As On Politics has noted, Newsom has carved out a national role for himself as a leading critic of Republican-led states. Montana, despite having a Democratic-friendly, “prairie populist” streak, is deeply red: Trump won the state by more than 16 percentage points in the 2020 presidential election.

It’s also a place that holds special meaning for Newsom, who married his second wife there. The couple even named their older daughter Montana. His in-laws own a ranch along the Bitterroot River and still live there.

The problem, politically speaking, is that Montana is on liberal California’s travel ban list. State-funded travel to Montana and 21 other states is barred in California, through a law enacted in 2016 under Newsom’s predecessor, Jerry Brown. The restrictions, which are enforced by the California Department of Justice, were put in place to punish states whose laws were deemed discriminatory toward the L.G.B.T.Q. community.

Newsom paid for the trip himself, and the travel ban does not apply to personal vacations, as his aides have pointed out. Still Republicans have seized on the episode to accuse the governor of hypocrisy. Sometimes, when you poke the G.O.P. bear, as Newsom did when he joined Donald Trump’s social media network and ran ads on Fox News stations in Florida, the bear pokes back.

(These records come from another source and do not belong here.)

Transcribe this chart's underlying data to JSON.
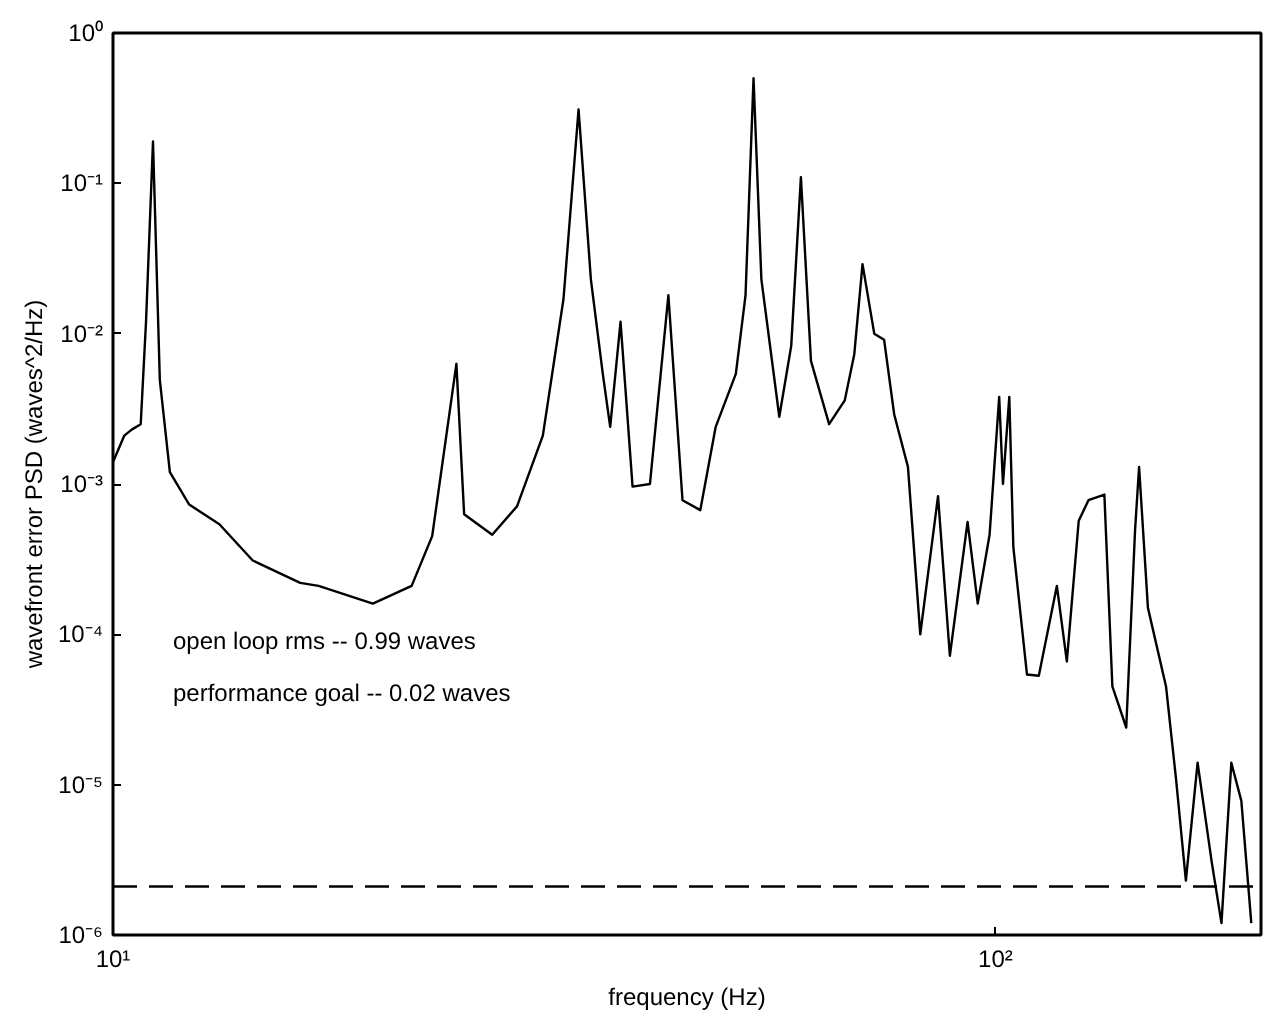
{
  "chart_data": {
    "type": "line",
    "xlabel": "frequency (Hz)",
    "ylabel": "wavefront error PSD (waves^2/Hz)",
    "log": "xy",
    "xlim": [
      10,
      200
    ],
    "ylim": [
      1e-06,
      1
    ],
    "xticks": [
      {
        "value": 10,
        "label": "10¹"
      },
      {
        "value": 100,
        "label": "10²"
      }
    ],
    "yticks": [
      {
        "value": 1e-06,
        "label": "10⁻⁶"
      },
      {
        "value": 1e-05,
        "label": "10⁻⁵"
      },
      {
        "value": 0.0001,
        "label": "10⁻⁴"
      },
      {
        "value": 0.001,
        "label": "10⁻³"
      },
      {
        "value": 0.01,
        "label": "10⁻²"
      },
      {
        "value": 0.1,
        "label": "10⁻¹"
      },
      {
        "value": 1,
        "label": "10⁰"
      }
    ],
    "grid": false,
    "marker": "none",
    "line_style": "solid",
    "x": [
      10.0,
      10.3,
      10.5,
      10.75,
      10.9,
      11.1,
      11.3,
      11.6,
      12.2,
      13.2,
      14.4,
      16.3,
      17.1,
      19.7,
      21.8,
      23.0,
      24.5,
      25.0,
      26.9,
      28.7,
      30.7,
      32.4,
      33.7,
      34.8,
      35.9,
      36.6,
      37.6,
      38.8,
      40.6,
      42.6,
      44.2,
      46.3,
      48.2,
      50.8,
      52.1,
      53.2,
      54.3,
      56.9,
      58.7,
      60.2,
      61.8,
      64.8,
      67.5,
      69.2,
      70.7,
      72.9,
      74.8,
      76.8,
      79.6,
      82.2,
      86.1,
      88.8,
      93.0,
      95.5,
      98.5,
      101.0,
      102.0,
      103.7,
      104.8,
      108.6,
      112.0,
      117.4,
      120.5,
      124.3,
      127.5,
      132.9,
      135.7,
      140.7,
      144.0,
      145.5,
      148.9,
      156.1,
      160.2,
      164.4,
      169.5,
      175.8,
      180.4,
      185.1,
      190.0,
      195.0
    ],
    "series": [
      {
        "color": "#000000",
        "values": [
          0.0014,
          0.0021,
          0.0023,
          0.0025,
          0.012,
          0.19,
          0.0049,
          0.0012,
          0.00073,
          0.00054,
          0.00031,
          0.00022,
          0.00021,
          0.00016,
          0.00021,
          0.00045,
          0.0063,
          0.00063,
          0.00046,
          0.00071,
          0.0021,
          0.017,
          0.31,
          0.023,
          0.0054,
          0.0024,
          0.012,
          0.00096,
          0.001,
          0.018,
          0.00078,
          0.00067,
          0.0024,
          0.0054,
          0.018,
          0.5,
          0.023,
          0.0028,
          0.0083,
          0.11,
          0.0066,
          0.0025,
          0.0036,
          0.0073,
          0.029,
          0.01,
          0.0091,
          0.0029,
          0.0013,
          0.0001,
          0.00083,
          7.2e-05,
          0.00056,
          0.00016,
          0.00046,
          0.0038,
          0.001,
          0.0038,
          0.00038,
          5.4e-05,
          5.3e-05,
          0.00021,
          6.6e-05,
          0.00057,
          0.00078,
          0.00085,
          4.5e-05,
          2.4e-05,
          0.0005,
          0.0013,
          0.00015,
          4.5e-05,
          1.1e-05,
          2.3e-06,
          1.4e-05,
          3.1e-06,
          1.2e-06,
          1.4e-05,
          7.8e-06,
          1.2e-06
        ]
      }
    ],
    "ref_lines": [
      {
        "axis": "y",
        "value": 2.1e-06,
        "color": "#000000",
        "line_style": "dashed"
      }
    ],
    "annotations": [
      "open loop rms -- 0.99 waves",
      "performance goal -- 0.02 waves"
    ]
  }
}
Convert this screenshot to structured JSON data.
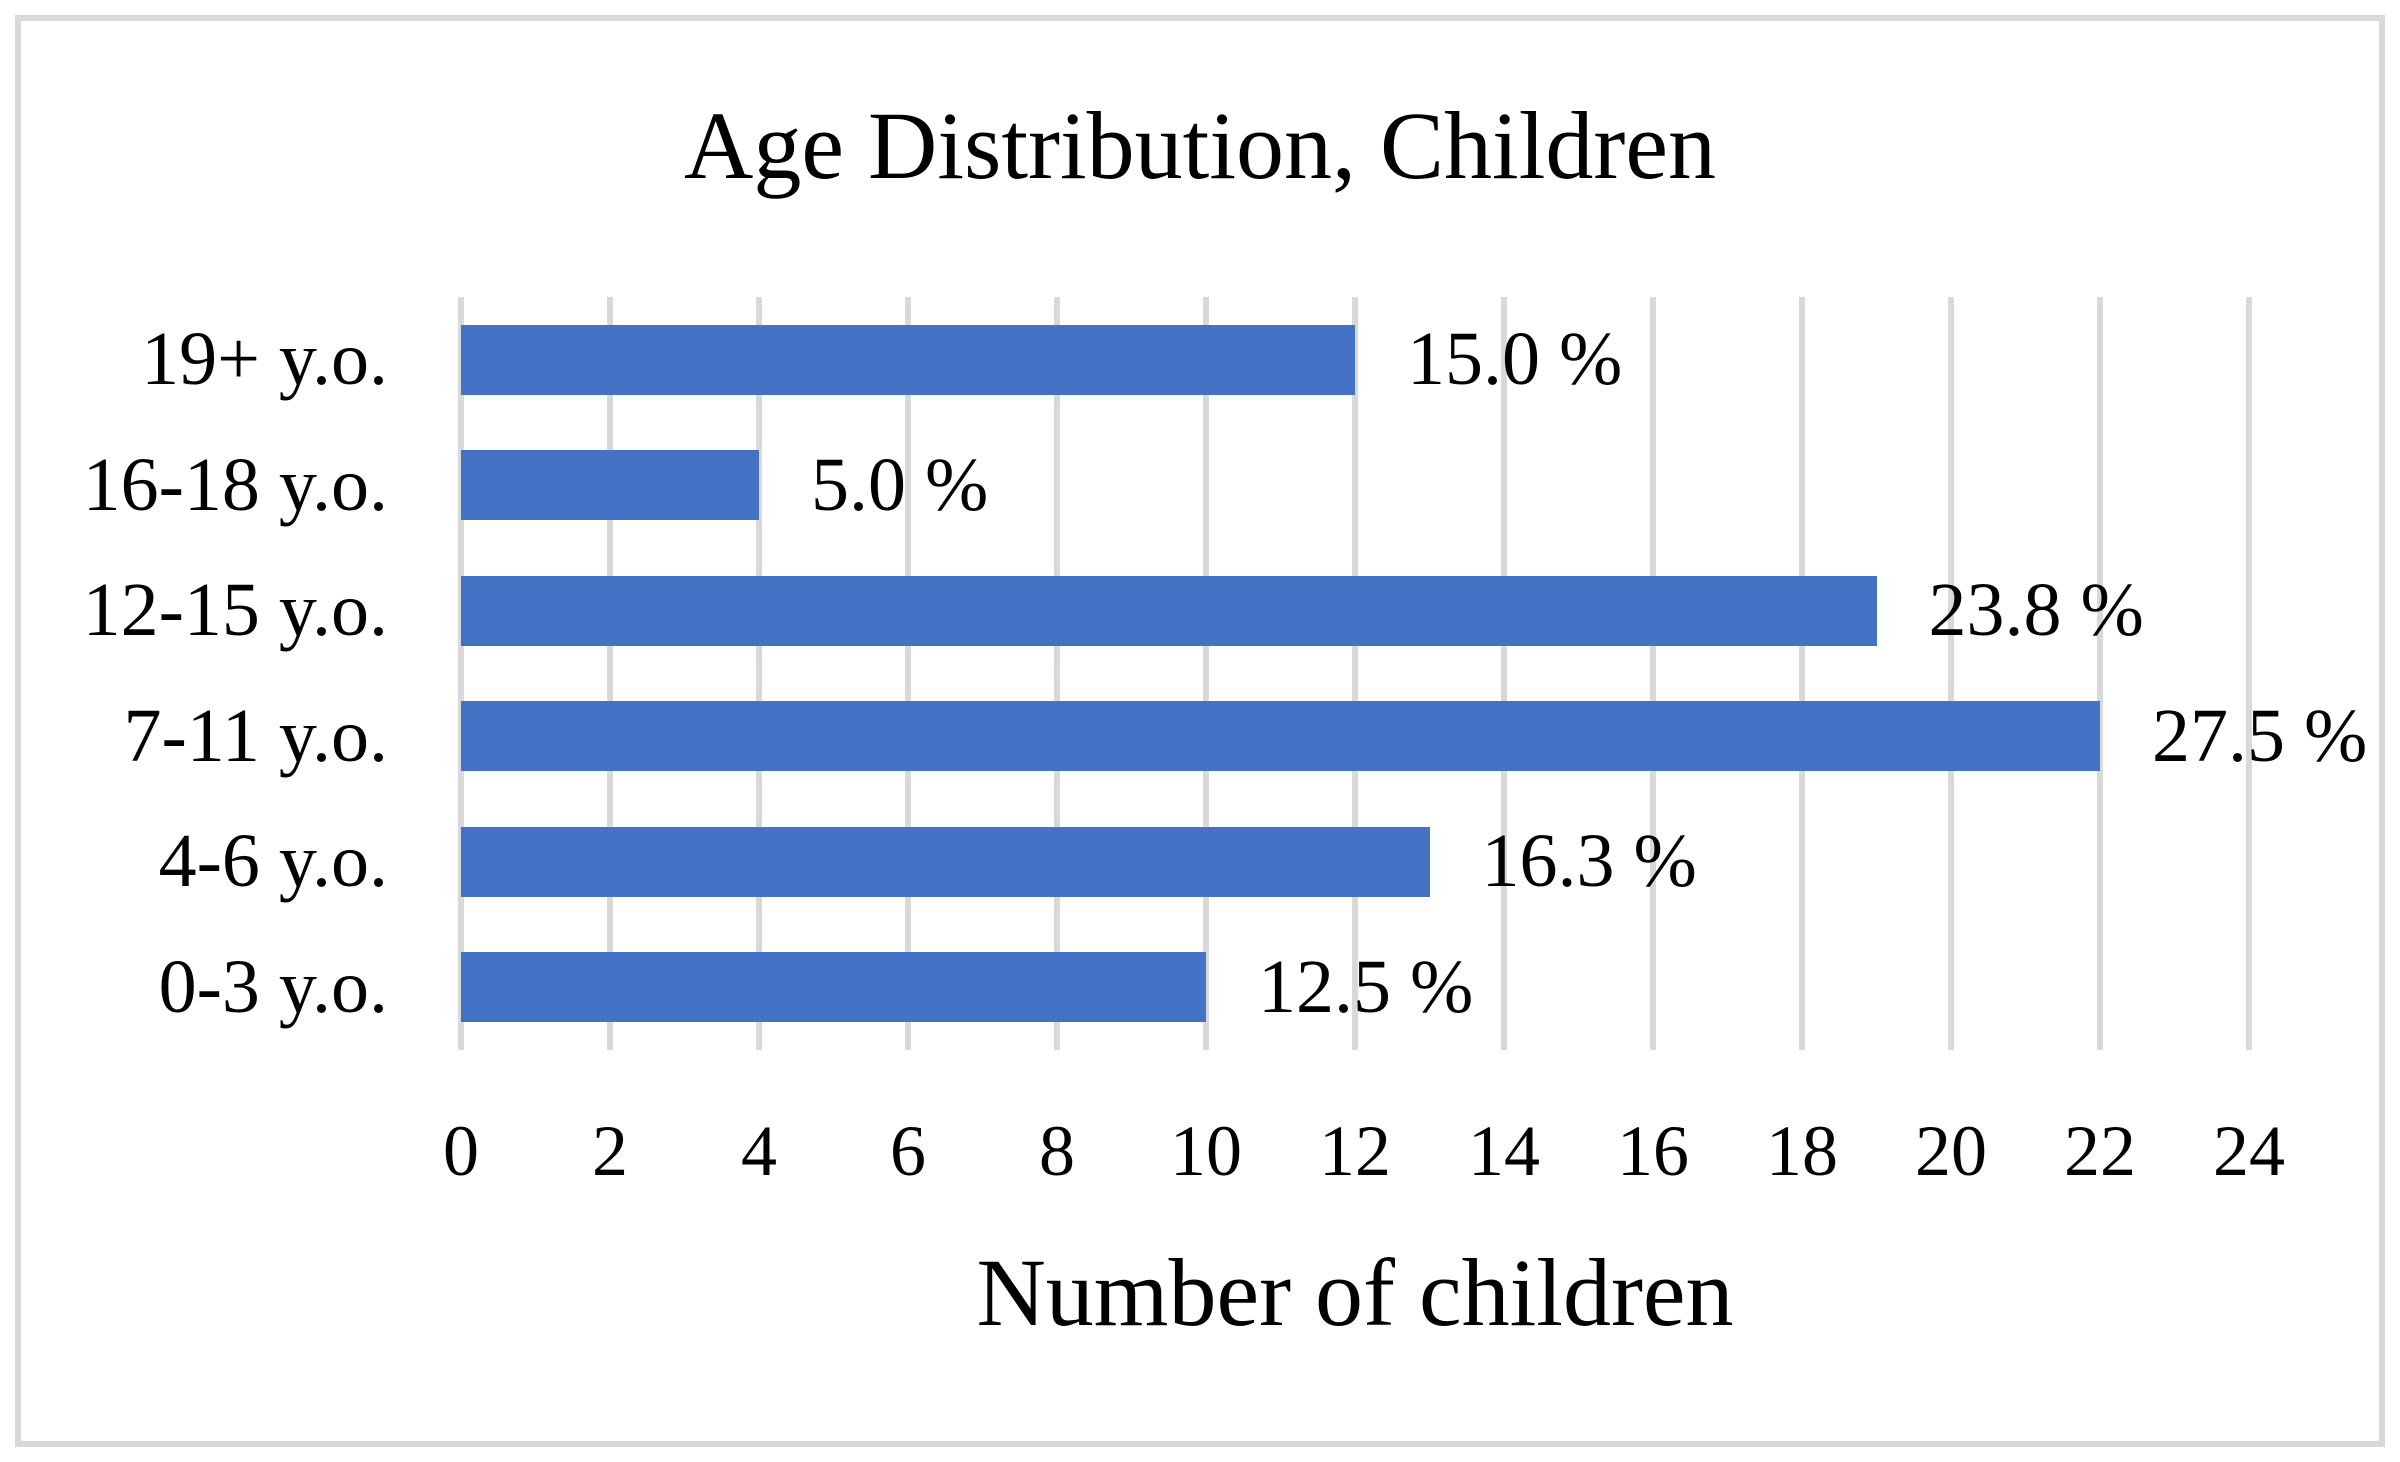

It “must be hard for his family to meet all the woke rules that he and the ‘Regressives have created for themselves,” James Gallagher, the Republican leader of the State Assembly, posted on Twitter.

The criticisms echoed one of the more politically potent attacks on Newsom. When the governor dined, indoors and without a mask, at a pricey Napa Valley restaurant in 2020 at the height of the coronavirus lockdowns, his critics said Newsom believed the rules didn’t apply to him.

And while California did not pay for Newsom’s Montana trip, the state did pay for his security detail.

Anthony York, a spokesman for Newsom, said the trip was very much a personal, and not political, one. “His kids are visiting their grandparents for his daughter’s birthday, as they do every year,” he said.

York denied that Newsom’s office was being coy about his whereabouts, and said that the office was trying to balance transparency with safety. “On the security side, the law explicitly states there is an exemption for public safety, and the governor has to travel with security,” he said.